Hargreaves Lansdown posted record assets under administration and a big increase in net new business for the full-year.
The investment platform said that total assets under administration jumped by 16% to reach £155.3bn over the year ending on 30 June, while net new business flows increased by £4.2bn or 13% less than one year earlier.
That drove a 4% rise in revenues to £764.9m and a 4% increase in underlying profit before tax to £456m for underlying diluted earnings per share of 61.7p or 10% less than in the year before.
Consortium presents firm and final offer
Chief executive officer Dan Olley characterised the year as “eventful” for the company, which had culminated in a firm and final offer from a consortium of investors.
The board would recommend the offer to shareholders, he said.
“Success requires navigating a complex and broad programme of change and there is no doubt that delivery of benefits will not be linear, but we know what needs to be done and are determined to achieve it by delivering steadily and surely keeping our focus on our clients and meeting our medium to longer-term objectives,” Olley said.
A consortium comprised of CVC Private equity funds, Nordic Capital XI Delta GP and Platinum Ivy tabled a final and firm offer for Hargreaves Lansdown on Friday for a cash consideration of 1,140p per share.

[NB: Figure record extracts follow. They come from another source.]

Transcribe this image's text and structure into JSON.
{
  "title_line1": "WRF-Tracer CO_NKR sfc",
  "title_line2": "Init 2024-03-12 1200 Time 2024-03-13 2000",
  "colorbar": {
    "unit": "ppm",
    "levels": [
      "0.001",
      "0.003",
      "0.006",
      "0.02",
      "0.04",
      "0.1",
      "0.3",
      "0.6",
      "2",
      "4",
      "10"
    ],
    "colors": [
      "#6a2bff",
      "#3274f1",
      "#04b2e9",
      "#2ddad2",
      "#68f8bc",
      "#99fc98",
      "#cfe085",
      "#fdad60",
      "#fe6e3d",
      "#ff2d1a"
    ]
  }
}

That amount would be comprised of 1,110p per share of Hargreaves together with a 30p per share dividend for the full financial year.

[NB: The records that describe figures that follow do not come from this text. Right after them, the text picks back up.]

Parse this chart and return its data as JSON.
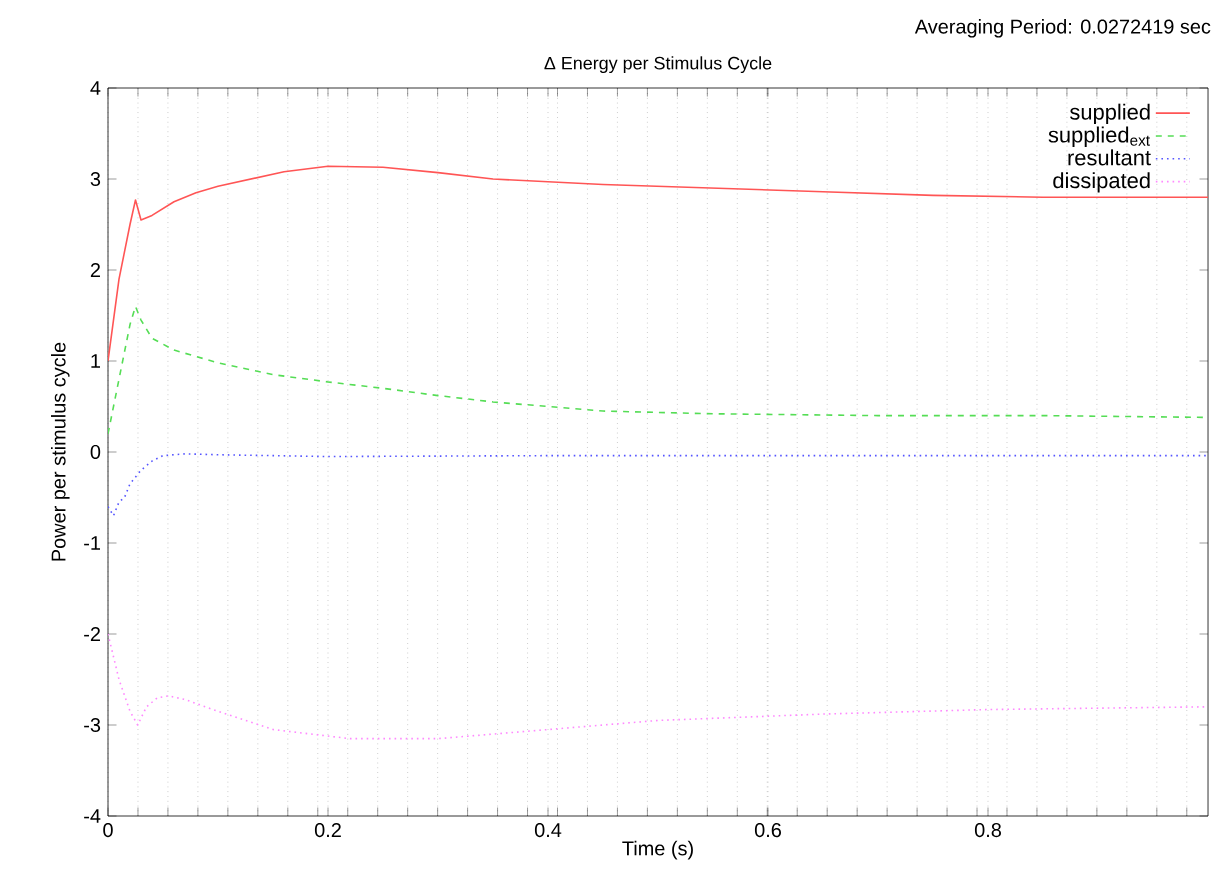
{
  "chart_data": {
    "type": "line",
    "title": "Δ Energy per Stimulus Cycle",
    "annotations": [
      "Averaging Period: 0.0272419 sec"
    ],
    "xlabel": "Time (s)",
    "ylabel": "Power per stimulus cycle",
    "xlim": [
      0,
      1
    ],
    "ylim": [
      -4,
      4
    ],
    "xticks": [
      0,
      0.2,
      0.4,
      0.6,
      0.8,
      {
        "value": 0.0272419,
        "label": null
      },
      {
        "value": 0.0544838,
        "label": null
      },
      {
        "value": 0.0817257,
        "label": null
      },
      {
        "value": 0.1089676,
        "label": null
      },
      {
        "value": 0.1362095,
        "label": null
      },
      {
        "value": 0.1634514,
        "label": null
      },
      {
        "value": 0.1906933,
        "label": null
      },
      {
        "value": 0.2179352,
        "label": null
      },
      {
        "value": 0.2451771,
        "label": null
      },
      {
        "value": 0.272419,
        "label": null
      },
      {
        "value": 0.2996609,
        "label": null
      },
      {
        "value": 0.3269028,
        "label": null
      },
      {
        "value": 0.3541447,
        "label": null
      },
      {
        "value": 0.3813866,
        "label": null
      },
      {
        "value": 0.4086285,
        "label": null
      },
      {
        "value": 0.4358704,
        "label": null
      },
      {
        "value": 0.4631123,
        "label": null
      },
      {
        "value": 0.4903542,
        "label": null
      },
      {
        "value": 0.5175961,
        "label": null
      },
      {
        "value": 0.544838,
        "label": null
      },
      {
        "value": 0.5720799,
        "label": null
      },
      {
        "value": 0.5993218,
        "label": null
      },
      {
        "value": 0.6265637,
        "label": null
      },
      {
        "value": 0.6538056,
        "label": null
      },
      {
        "value": 0.6810475,
        "label": null
      },
      {
        "value": 0.7082894,
        "label": null
      },
      {
        "value": 0.7355313,
        "label": null
      },
      {
        "value": 0.7627732,
        "label": null
      },
      {
        "value": 0.7900151,
        "label": null
      },
      {
        "value": 0.817257,
        "label": null
      },
      {
        "value": 0.8444989,
        "label": null
      },
      {
        "value": 0.8717408,
        "label": null
      },
      {
        "value": 0.8989827,
        "label": null
      },
      {
        "value": 0.9262246,
        "label": null
      },
      {
        "value": 0.9534665,
        "label": null
      },
      {
        "value": 0.9807084,
        "label": null
      }
    ],
    "yticks": [
      -4,
      -3,
      -2,
      -1,
      0,
      1,
      2,
      3,
      4
    ],
    "grid": "x",
    "legend": "top right",
    "marker": "none",
    "series": [
      {
        "name": "supplied",
        "color": "#ff5555",
        "line_style": "solid",
        "x": [
          0,
          0.01,
          0.02,
          0.025,
          0.03,
          0.04,
          0.06,
          0.08,
          0.1,
          0.13,
          0.16,
          0.2,
          0.25,
          0.3,
          0.35,
          0.45,
          0.55,
          0.65,
          0.75,
          0.85,
          1.0
        ],
        "values": [
          1.0,
          1.9,
          2.5,
          2.77,
          2.55,
          2.6,
          2.75,
          2.85,
          2.92,
          3.0,
          3.08,
          3.14,
          3.13,
          3.07,
          3.0,
          2.94,
          2.9,
          2.86,
          2.82,
          2.8,
          2.8
        ]
      },
      {
        "name": "supplied$_{ext}$",
        "color": "#55dd55",
        "line_style": "dashed",
        "x": [
          0,
          0.01,
          0.02,
          0.025,
          0.03,
          0.04,
          0.06,
          0.1,
          0.15,
          0.2,
          0.25,
          0.3,
          0.35,
          0.4,
          0.45,
          0.55,
          0.7,
          0.85,
          1.0
        ],
        "values": [
          0.2,
          0.8,
          1.4,
          1.6,
          1.45,
          1.25,
          1.12,
          0.98,
          0.85,
          0.77,
          0.7,
          0.62,
          0.55,
          0.5,
          0.45,
          0.42,
          0.4,
          0.4,
          0.38
        ]
      },
      {
        "name": "resultant",
        "color": "#5555ff",
        "line_style": "dotted",
        "x": [
          0,
          0.005,
          0.01,
          0.015,
          0.02,
          0.03,
          0.04,
          0.05,
          0.07,
          0.1,
          0.2,
          0.4,
          0.6,
          0.8,
          1.0
        ],
        "values": [
          -0.6,
          -0.7,
          -0.55,
          -0.5,
          -0.35,
          -0.2,
          -0.1,
          -0.04,
          -0.02,
          -0.03,
          -0.05,
          -0.04,
          -0.04,
          -0.04,
          -0.04
        ]
      },
      {
        "name": "dissipated",
        "color": "#ff88ff",
        "line_style": "dotted",
        "x": [
          0,
          0.01,
          0.02,
          0.027,
          0.035,
          0.045,
          0.055,
          0.07,
          0.1,
          0.15,
          0.22,
          0.3,
          0.4,
          0.5,
          0.65,
          0.8,
          1.0
        ],
        "values": [
          -2.0,
          -2.5,
          -2.85,
          -3.0,
          -2.8,
          -2.7,
          -2.68,
          -2.72,
          -2.85,
          -3.05,
          -3.15,
          -3.15,
          -3.05,
          -2.95,
          -2.88,
          -2.83,
          -2.8
        ]
      }
    ]
  }
}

The acquisition price valued the firm’s share capital at about £5.4bn, for a 54.1% premium to the share price on 11 April, the day before the initial buyout approach.
Hargreaves’s shareholders could also choose to take part in the alternative offer, which would see them eventually receive shares in the new company, instead of cash.
The terms of CVC and Capital XI’s offer were now final, unless a rival bid for Hargreaves Lansdown were to be announced.